„Lässt sich unsere Beziehung heilen? Umgang mit verbaler und seelischer Misshandlung“, Liahona, Oktober 2024
Lässt sich unsere Beziehung heilen? Umgang mit verbaler und seelischer Misshandlung
Holen Sie sich Hilfe, wenn Sie verbal oder seelisch misshandelt werden. Freunde, Familie, Führer in der Kirche und andere können Sie auf Hilfsangebote aufmerksam machen, die Ihnen Sicherheit und Geborgenheit vermitteln, sodass Sie wieder heil werden und sich Ihren Wert vor Augen führen können.
Im Alter von 71 Jahren heiratete Janet (dieser sowie alle weiteren Namen geändert) ein weiteres Mal. Die beiden Frischvermählten waren noch in den Flitterwochen, als ihr Mann sich über sie aufregte. Janet erinnert sich: „Noch nie hatte jemand so mit mir geredet.“ Sie war bestürzt und entsetzt.
Mit der Zeit entwickelte sich ihr Mann zum Pulverfass. Er brüllte nicht nur, sondern fluchte auch, beschimpfte Janet wüst und griff sie verbal an. Er warf ihr vor, sie würde ihre Freundinnen und ihre Angehörigen wichtiger nehmen als ihn.

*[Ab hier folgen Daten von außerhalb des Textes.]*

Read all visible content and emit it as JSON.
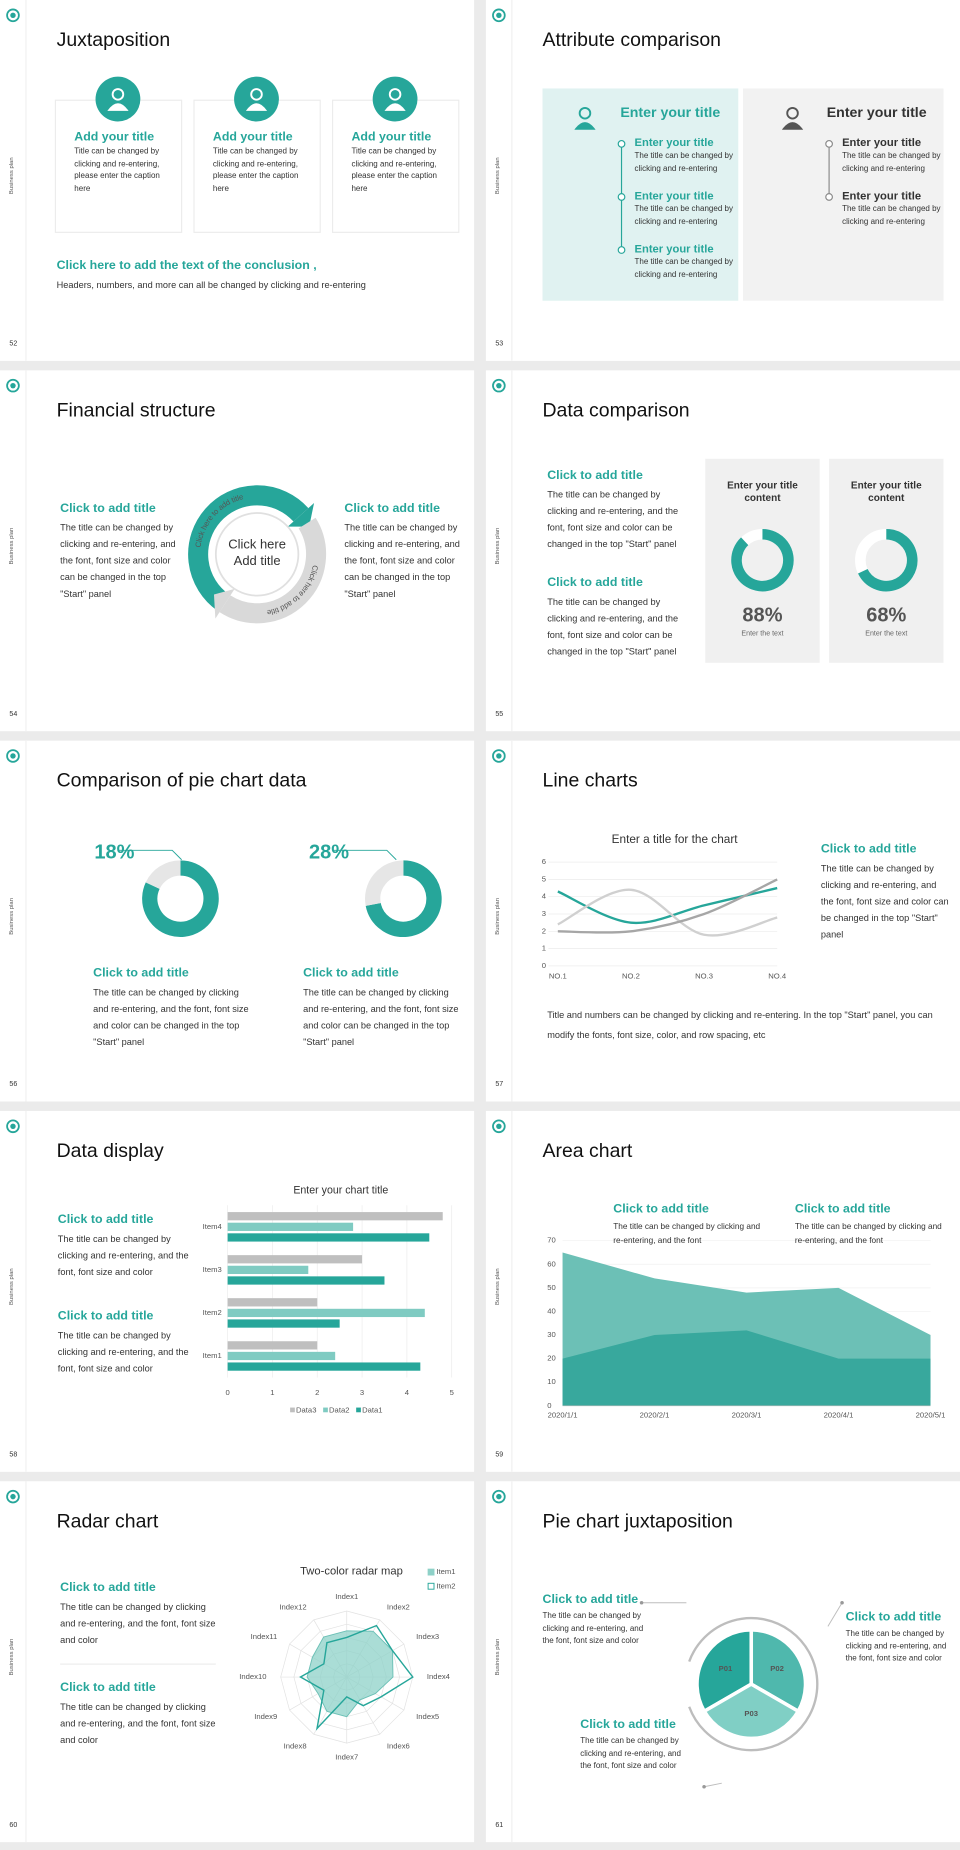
{
  "side_label": "Business plan",
  "slides": [
    {
      "number": "52",
      "title": "Juxtaposition",
      "cards": [
        {
          "title": "Add your title",
          "text": "Title can be changed by clicking and re-entering, please enter the caption here"
        },
        {
          "title": "Add your title",
          "text": "Title can be changed by clicking and re-entering, please enter the caption here"
        },
        {
          "title": "Add your title",
          "text": "Title can be changed by clicking and re-entering, please enter the caption here"
        }
      ],
      "conclusion": {
        "title": "Click here to add the text of the conclusion ,",
        "text": "Headers, numbers, and more can all be changed by clicking and re-entering"
      }
    },
    {
      "number": "53",
      "title": "Attribute comparison",
      "panels": [
        {
          "title": "Enter your title",
          "items": [
            {
              "title": "Enter your title",
              "text": "The title can be changed by clicking and re-entering"
            },
            {
              "title": "Enter your title",
              "text": "The title can be changed by clicking and re-entering"
            },
            {
              "title": "Enter your title",
              "text": "The title can be changed by clicking and re-entering"
            }
          ]
        },
        {
          "title": "Enter your title",
          "items": [
            {
              "title": "Enter your title",
              "text": "The title can be changed by clicking and re-entering"
            },
            {
              "title": "Enter your title",
              "text": "The title can be changed by clicking and re-entering"
            }
          ]
        }
      ]
    },
    {
      "number": "54",
      "title": "Financial structure",
      "blocks": [
        {
          "title": "Click to add title",
          "text": "The title can be changed by clicking and re-entering, and the font, font size and color can be changed in the top \"Start\" panel"
        },
        {
          "title": "Click to add title",
          "text": "The title can be changed by clicking and re-entering, and the font, font size and color can be changed in the top \"Start\" panel"
        }
      ],
      "center": "Click here Add title",
      "arc_labels": [
        "Click here to add title",
        "Click here to add title"
      ]
    },
    {
      "number": "55",
      "title": "Data comparison",
      "blocks": [
        {
          "title": "Click to add title",
          "text": "The title can be changed by clicking and re-entering, and the font, font size and color can be changed in the top \"Start\" panel"
        },
        {
          "title": "Click to add title",
          "text": "The title can be changed by clicking and re-entering, and the font, font size and color can be changed in the top \"Start\" panel"
        }
      ],
      "cards": [
        {
          "title": "Enter your title content",
          "value": 88,
          "value_label": "88%",
          "caption": "Enter the text"
        },
        {
          "title": "Enter your title content",
          "value": 68,
          "value_label": "68%",
          "caption": "Enter the text"
        }
      ]
    },
    {
      "number": "56",
      "title": "Comparison of pie chart data",
      "pies": [
        {
          "value": 18,
          "value_label": "18%",
          "title": "Click to add title",
          "text": "The title can be changed by clicking and re-entering, and the font, font size and color can be changed in the top \"Start\" panel"
        },
        {
          "value": 28,
          "value_label": "28%",
          "title": "Click to add title",
          "text": "The title can be changed by clicking and re-entering, and the font, font size and color can be changed in the top \"Start\" panel"
        }
      ]
    },
    {
      "number": "57",
      "title": "Line charts",
      "chart": {
        "type": "line",
        "title": "Enter a title for the chart",
        "categories": [
          "NO.1",
          "NO.2",
          "NO.3",
          "NO.4"
        ],
        "series": [
          {
            "color": "#26a69a",
            "values": [
              4.3,
              2.5,
              3.5,
              4.5
            ]
          },
          {
            "color": "#d0d0d0",
            "values": [
              2.4,
              4.4,
              1.8,
              2.8
            ]
          },
          {
            "color": "#a6a6a6",
            "values": [
              2,
              2,
              3,
              5
            ]
          }
        ],
        "ylim": [
          0,
          6
        ],
        "yticks": [
          0,
          1,
          2,
          3,
          4,
          5,
          6
        ],
        "grid": true
      },
      "block": {
        "title": "Click to add title",
        "text": "The title can be changed by clicking and re-entering, and the font, font size and color can be changed in the top \"Start\" panel"
      },
      "note": "Title and numbers can be changed by clicking and re-entering. In the top \"Start\" panel, you can modify the fonts, font size, color, and row spacing, etc"
    },
    {
      "number": "58",
      "title": "Data display",
      "chart": {
        "type": "bar",
        "title": "Enter your chart title",
        "categories": [
          "Item1",
          "Item2",
          "Item3",
          "Item4"
        ],
        "series": [
          {
            "name": "Data1",
            "color": "#26a69a",
            "values": [
              4.3,
              2.5,
              3.5,
              4.5
            ]
          },
          {
            "name": "Data2",
            "color": "#7fcbc2",
            "values": [
              2.4,
              4.4,
              1.8,
              2.8
            ]
          },
          {
            "name": "Data3",
            "color": "#bfbfbf",
            "values": [
              2,
              2,
              3,
              4.8
            ]
          }
        ],
        "xlim": [
          0,
          5
        ],
        "xticks": [
          0,
          1,
          2,
          3,
          4,
          5
        ],
        "grid": true
      },
      "blocks": [
        {
          "title": "Click to add title",
          "text": "The title can be changed by clicking and re-entering, and the font, font size and color"
        },
        {
          "title": "Click to add title",
          "text": "The title can be changed by clicking and re-entering, and the font, font size and color"
        }
      ]
    },
    {
      "number": "59",
      "title": "Area chart",
      "chart": {
        "type": "area",
        "x": [
          "2020/1/1",
          "2020/2/1",
          "2020/3/1",
          "2020/4/1",
          "2020/5/1"
        ],
        "series": [
          {
            "color": "#6cc0b6",
            "values": [
              65,
              54,
              48,
              50,
              30
            ]
          },
          {
            "color": "#38a89d",
            "values": [
              20,
              30,
              32,
              20,
              20
            ]
          }
        ],
        "ylim": [
          0,
          70
        ],
        "yticks": [
          0,
          10,
          20,
          30,
          40,
          50,
          60,
          70
        ],
        "grid": true
      },
      "blocks": [
        {
          "title": "Click to add title",
          "text": "The title can be changed by clicking and re-entering, and the font"
        },
        {
          "title": "Click to add title",
          "text": "The title can be changed by clicking and re-entering, and the font"
        }
      ]
    },
    {
      "number": "60",
      "title": "Radar chart",
      "chart": {
        "type": "radar",
        "title": "Two-color radar map",
        "categories": [
          "Index1",
          "Index2",
          "Index3",
          "Index4",
          "Index5",
          "Index6",
          "Index7",
          "Index8",
          "Index9",
          "Index10",
          "Index11",
          "Index12"
        ],
        "series": [
          {
            "name": "Item1",
            "color": "#8ed1c8",
            "values": [
              3.5,
              4,
              4,
              3.5,
              2.5,
              2,
              3,
              3,
              2.5,
              3,
              3,
              3.5
            ]
          },
          {
            "name": "Item2",
            "color": "#26a69a",
            "values": [
              3,
              4.5,
              4,
              5,
              3,
              2.5,
              1.5,
              4.5,
              2,
              3.5,
              2,
              3
            ]
          }
        ],
        "rlim": [
          0,
          5
        ],
        "rticks": [
          1,
          2,
          3,
          4,
          5
        ]
      },
      "blocks": [
        {
          "title": "Click to add title",
          "text": "The title can be changed by clicking and re-entering, and the font, font size and color"
        },
        {
          "title": "Click to add title",
          "text": "The title can be changed by clicking and re-entering, and the font, font size and color"
        }
      ]
    },
    {
      "number": "61",
      "title": "Pie chart juxtaposition",
      "segments": [
        "P01",
        "P02",
        "P03"
      ],
      "blocks": [
        {
          "title": "Click to add title",
          "text": "The title can be changed by clicking and re-entering, and the font, font size and color"
        },
        {
          "title": "Click to add title",
          "text": "The title can be changed by clicking and re-entering, and the font, font size and color"
        },
        {
          "title": "Click to add title",
          "text": "The title can be changed by clicking and re-entering, and the font, font size and color"
        }
      ]
    }
  ]
}
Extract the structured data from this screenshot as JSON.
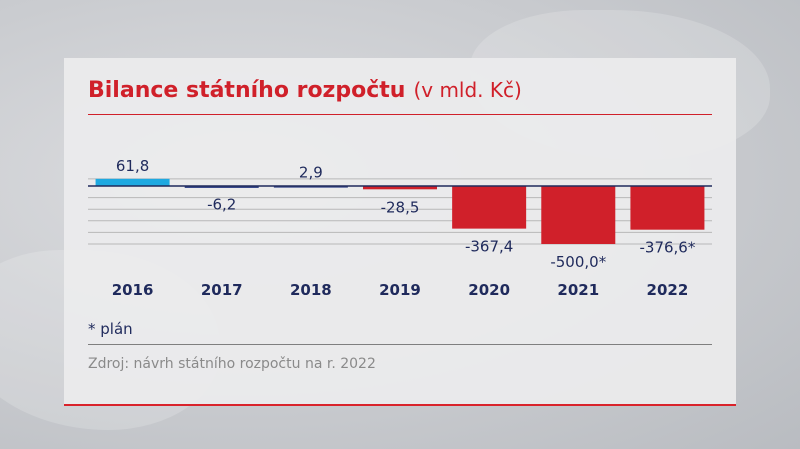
{
  "chart_data": {
    "type": "bar",
    "title": "Bilance státního rozpočtu",
    "subtitle": "(v mld. Kč)",
    "categories": [
      "2016",
      "2017",
      "2018",
      "2019",
      "2020",
      "2021",
      "2022"
    ],
    "values": [
      61.8,
      -6.2,
      2.9,
      -28.5,
      -367.4,
      -500.0,
      -376.6
    ],
    "value_labels": [
      "61,8",
      "-6,2",
      "2,9",
      "-28,5",
      "-367,4",
      "-500,0*",
      "-376,6*"
    ],
    "ylim": [
      -500,
      61.8
    ],
    "grid": true,
    "colors": {
      "positive": "#1ea9e1",
      "negative": "#d0202a",
      "small_negative": "#3a4a8c",
      "label": "#1f2a5c",
      "grid": "#b8b8b8",
      "axis": "#1f2a5c"
    }
  },
  "footnote": "* plán",
  "source": "Zdroj: návrh státního rozpočtu na r. 2022"
}
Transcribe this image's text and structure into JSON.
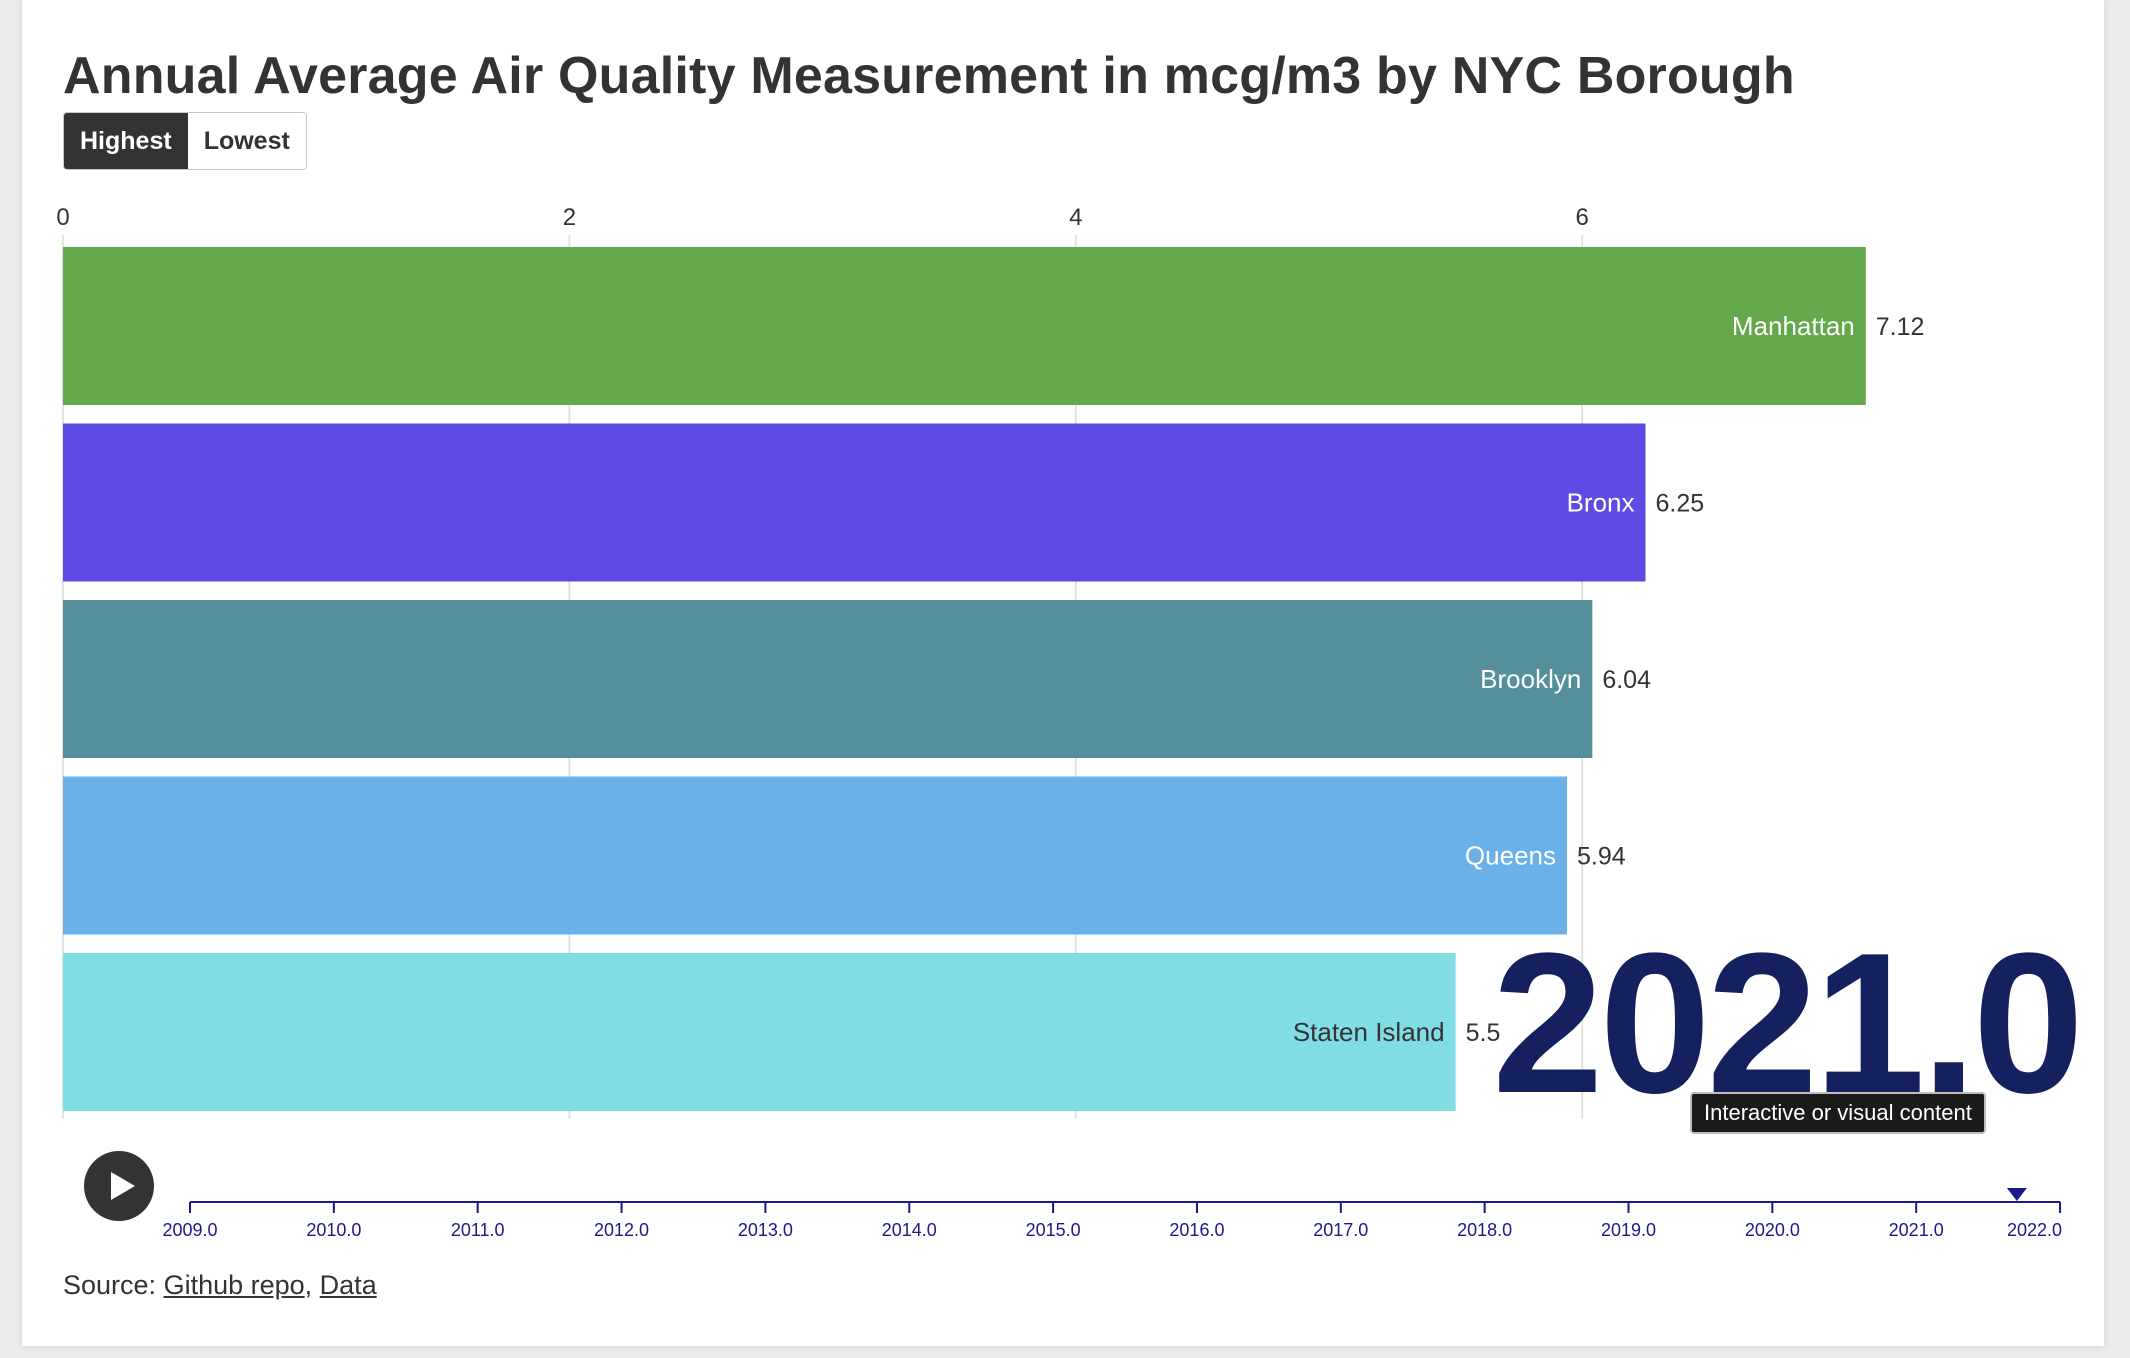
{
  "title": "Annual Average Air Quality Measurement in mcg/m3 by NYC Borough",
  "toggle": {
    "highest_label": "Highest",
    "lowest_label": "Lowest",
    "selected": "Highest"
  },
  "chart_data": {
    "type": "bar",
    "orientation": "horizontal",
    "title": "Annual Average Air Quality Measurement in mcg/m3 by NYC Borough",
    "xlim": [
      0,
      7.7
    ],
    "x_ticks": [
      "0",
      "2",
      "4",
      "6"
    ],
    "categories": [
      "Manhattan",
      "Bronx",
      "Brooklyn",
      "Queens",
      "Staten Island"
    ],
    "values": [
      7.12,
      6.25,
      6.04,
      5.94,
      5.5
    ],
    "value_labels": [
      "7.12",
      "6.25",
      "6.04",
      "5.94",
      "5.5"
    ],
    "colors": [
      "#63a84a",
      "#5d4be3",
      "#568f9c",
      "#6ab1ea",
      "#80dde3"
    ],
    "label_colors": [
      "#ffffff",
      "#ffffff",
      "#ffffff",
      "#ffffff",
      "#333333"
    ],
    "current_year": "2021.0",
    "grid": true
  },
  "timeline": {
    "ticks": [
      "2009.0",
      "2010.0",
      "2011.0",
      "2012.0",
      "2013.0",
      "2014.0",
      "2015.0",
      "2016.0",
      "2017.0",
      "2018.0",
      "2019.0",
      "2020.0",
      "2021.0",
      "2022.0"
    ],
    "current": 2021.7,
    "color": "#1a1a8c"
  },
  "tooltip": "Interactive or visual content",
  "source": {
    "prefix": "Source: ",
    "link1": "Github repo",
    "separator": ", ",
    "link2": "Data"
  },
  "play_icon": "play-icon",
  "colors": {
    "year_label": "#15205e",
    "text": "#333333",
    "grid": "#e2e2e2"
  }
}
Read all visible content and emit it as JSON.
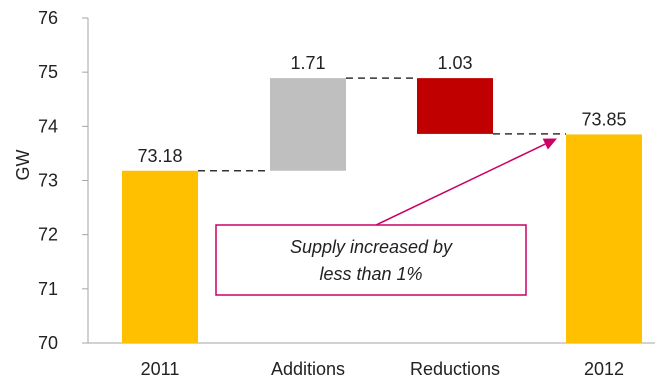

„Das stimmte überhaupt nicht“, erzählt sie. „Aber um den Frieden zu wahren, bin ich zu ihnen auf Distanz gegangen. Ich fing damit an, Verabredungen mit Freundinnen abzusagen, und behauptete einfach, es gehe mir gerade nicht so gut.
Doch was ich auch tat – es reichte ihm nicht“, sagt sie. „Ich fing an, mir die Schuld für seine Wutausbrüche zu geben und zu denken: ‚Hätte ich doch nur dieses oder jenes nicht getan.‘ Ich begann an mir zu zweifeln. War ich vielleicht tatsächlich so ein schlechter Mensch, wie er behauptete?“
Sie fragte sich zum Beispiel auch: „Ich dachte, ich hätte gesundes Selbstvertrauen. Warum habe ich denn dann gerade diesen Mann gewählt? Und warum lasse ich zu, dass er so mit mir redet? Hätte ich die Warnzeichen nicht erkennen müssen?“ Als er um sie warb, war er ja freundlich, aufmerksam und liebevoll gewesen.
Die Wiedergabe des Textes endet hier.